俺はこの「手」で世界を救う!

ラムダックス

第31話


<グリムグラス神皇国首都・皇都ソプライワード
天上宮殿グリムグラセス内にある迎賓館にて>

>御意!<

「……はあ、全く、困った息子だ」

大きなソファを一人で占領している金髪金眼の初老の男が通信機を切断し、溜息をつく。

「元気な跡取りじゃねえか、はっはっは!」

向かい側のソファに座り対面するは、髪を逆立てた筋肉質な男。全盛期を過ぎてもなお衰えないその身体は、国家の主人としての風格を保つのに一役買っている。

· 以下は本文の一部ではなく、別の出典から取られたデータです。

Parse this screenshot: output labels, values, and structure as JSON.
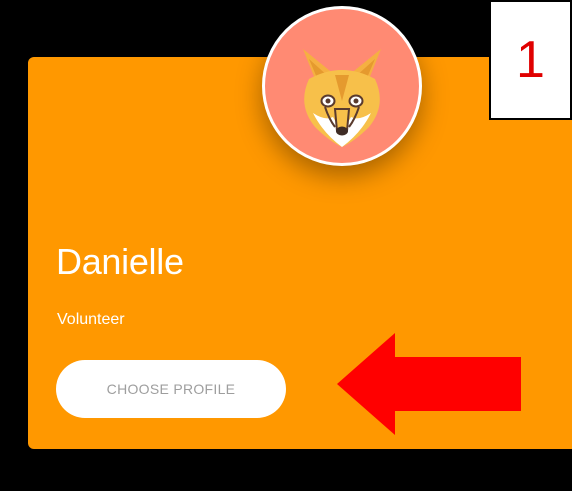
{
  "profile": {
    "name": "Danielle",
    "role": "Volunteer",
    "avatar_icon": "fox-icon",
    "choose_label": "CHOOSE PROFILE"
  },
  "annotation": {
    "step_number": "1",
    "arrow_icon": "arrow-left-icon",
    "arrow_color": "#FF0000"
  },
  "colors": {
    "card": "#FF9800",
    "avatar_bg": "#FF8A73",
    "background": "#000000",
    "button_text": "#9E9E9E"
  }
}
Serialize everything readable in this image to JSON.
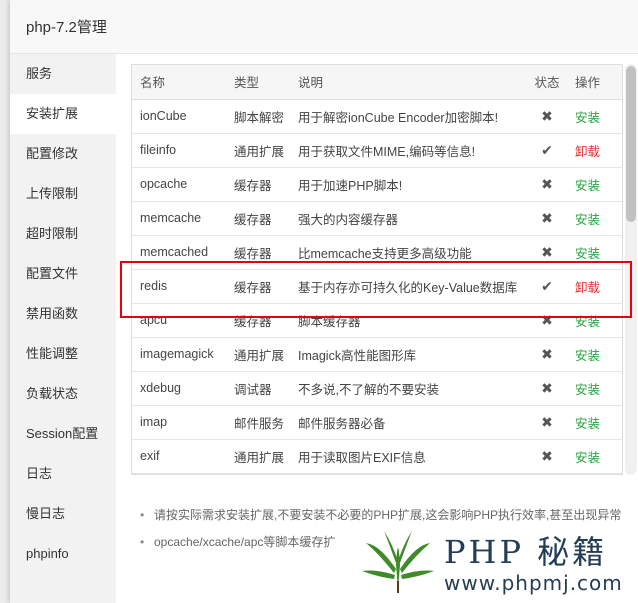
{
  "dialog": {
    "title": "php-7.2管理"
  },
  "sidebar": {
    "items": [
      {
        "label": "服务"
      },
      {
        "label": "安装扩展"
      },
      {
        "label": "配置修改"
      },
      {
        "label": "上传限制"
      },
      {
        "label": "超时限制"
      },
      {
        "label": "配置文件"
      },
      {
        "label": "禁用函数"
      },
      {
        "label": "性能调整"
      },
      {
        "label": "负载状态"
      },
      {
        "label": "Session配置"
      },
      {
        "label": "日志"
      },
      {
        "label": "慢日志"
      },
      {
        "label": "phpinfo"
      }
    ],
    "active_index": 1
  },
  "table": {
    "headers": {
      "name": "名称",
      "type": "类型",
      "desc": "说明",
      "status": "状态",
      "action": "操作"
    },
    "rows": [
      {
        "name": "ionCube",
        "type": "脚本解密",
        "desc": "用于解密ionCube Encoder加密脚本!",
        "status_icon": "cross-icon",
        "action": "安装"
      },
      {
        "name": "fileinfo",
        "type": "通用扩展",
        "desc": "用于获取文件MIME,编码等信息!",
        "status_icon": "check-icon",
        "action": "卸载"
      },
      {
        "name": "opcache",
        "type": "缓存器",
        "desc": "用于加速PHP脚本!",
        "status_icon": "cross-icon",
        "action": "安装"
      },
      {
        "name": "memcache",
        "type": "缓存器",
        "desc": "强大的内容缓存器",
        "status_icon": "cross-icon",
        "action": "安装"
      },
      {
        "name": "memcached",
        "type": "缓存器",
        "desc": "比memcache支持更多高级功能",
        "status_icon": "cross-icon",
        "action": "安装"
      },
      {
        "name": "redis",
        "type": "缓存器",
        "desc": "基于内存亦可持久化的Key-Value数据库",
        "status_icon": "check-icon",
        "action": "卸载"
      },
      {
        "name": "apcu",
        "type": "缓存器",
        "desc": "脚本缓存器",
        "status_icon": "cross-icon",
        "action": "安装"
      },
      {
        "name": "imagemagick",
        "type": "通用扩展",
        "desc": "Imagick高性能图形库",
        "status_icon": "cross-icon",
        "action": "安装"
      },
      {
        "name": "xdebug",
        "type": "调试器",
        "desc": "不多说,不了解的不要安装",
        "status_icon": "cross-icon",
        "action": "安装"
      },
      {
        "name": "imap",
        "type": "邮件服务",
        "desc": "邮件服务器必备",
        "status_icon": "cross-icon",
        "action": "安装"
      },
      {
        "name": "exif",
        "type": "通用扩展",
        "desc": "用于读取图片EXIF信息",
        "status_icon": "cross-icon",
        "action": "安装"
      }
    ]
  },
  "notes": [
    "请按实际需求安装扩展,不要安装不必要的PHP扩展,这会影响PHP执行效率,甚至出现异常",
    "opcache/xcache/apc等脚本缓存扩"
  ],
  "watermark": {
    "title": "PHP 秘籍",
    "url": "www.phpmj.com"
  },
  "colors": {
    "install": "#20a53a",
    "uninstall": "#e12f2f",
    "highlight": "#e60012"
  }
}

「元気すぎるのも、困りものだ。おれの命令を無視し勝手に蛮族討伐・・・・に向かうなど、本来ならば即打ち首だぞ?」

「だが、お陰で侵攻してきた帝国兵に加え、ザンガ山脈の向こう側に集結していた軍まで殲滅できたんだろ?   なんでも軍団規模だったらしいじゃないか!」

「そうらしいがな。我が息子とはいえ、何万もの兵を一度の出撃で滅ぼすとは大したものだ。そこは素直に褒めるべきだな」

そう、二人は共に国の頂点に立つ男。神皇帝であるバルフェルンハルトと、ロンデル国王のグォルドティタヌゥズだ。
二人は今、魔物襲撃後の復興対応に関する重要な会談という名目で、二人だけの密会を行なっていた。秘書も護衛も、本来ならばこういう場での細かい取り決めに関わる官僚も誰一人、一切付けずにだ。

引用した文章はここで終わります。